Multi-modal interfaces for mobile applications include tiny screens, keyboards, touch screens, ear phones, microphones and software components for voice-based man-machine interaction. The software enabling voice recognition, as well as the microphone, are of primary importance in a noisy environment. Current performances of voice applications are reasonably good in quiet environment. However, the surrounding noise in many practical situations largely deteriorates the quality of the speech signal. As a consequence, the recognition rate decreases significantly. Noise management is a major focus in developing voice-enabled technologies. This project addresses the problem of voice recognition with the goal of reaching a high success rate (ideally above 99%) in an outdoor environment that is noisy and hostile: the user stands on an open deck of a motor-boat and use his/her voice to command applications running on a laptop by using a wireless microphone. In addition to the problem of noise, there are other constraints strongly limiting the hardware options.

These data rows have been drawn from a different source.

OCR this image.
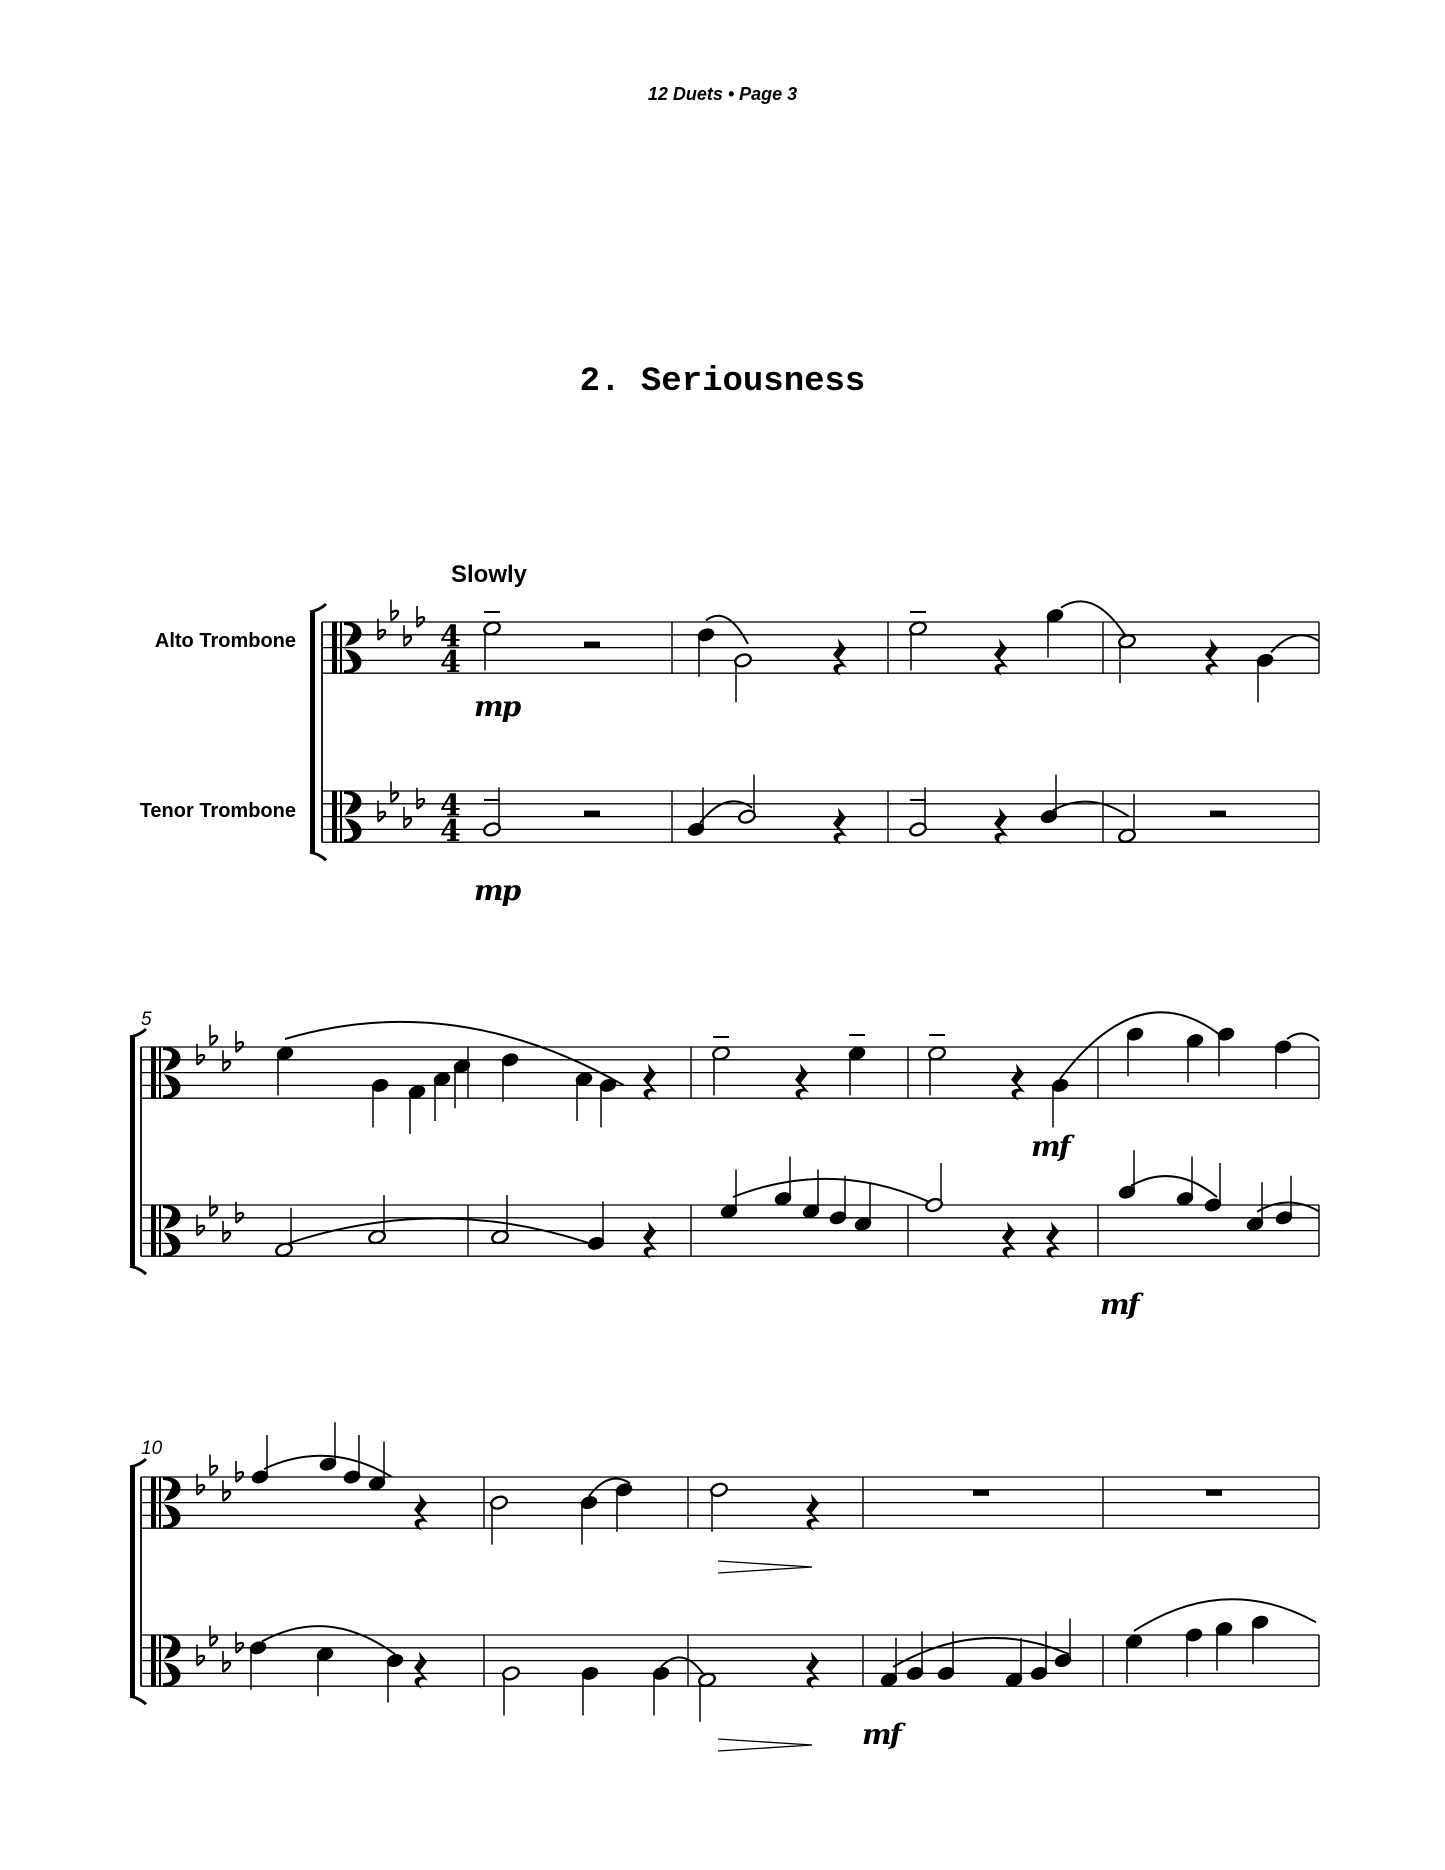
12 Duets • Page 3
2. Seriousness
Slowly
Alto Trombone
Tenor Trombone
5
10
mp
mp
mf
mf
mf
4
4
4
4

Furthermore, the user must also perform several tasks simultaneously. The success of the solution must rely on the efficiency and effectiveness of the voice recognition algorithm and the choice of the microphone. In addition, the training of the recognizer should be kept to a minimum and the recognition time should not last longer than 3 seconds. For these two reasons, only a limited set of voice commands have been tested. A first demonstrator based on digit keyword spotting trained over phone speech showed poor performances in very noisy conditions. A second demonstrator combining neural network and template matching techniques lead to nearly acceptable results when the user recorded the keywords. Since the recognition rate was approximated around 90%, no additional field test was undertaken. This R&D project shows that state-of-the-art research on voice recognition needs further investigations in order to recognize spoken keywords in noisy environments. In addition to on-going improvements, unconventional research approaches that are worth testing include, deriving adapted keywords to specialized algorithms and having the user learn these keyword.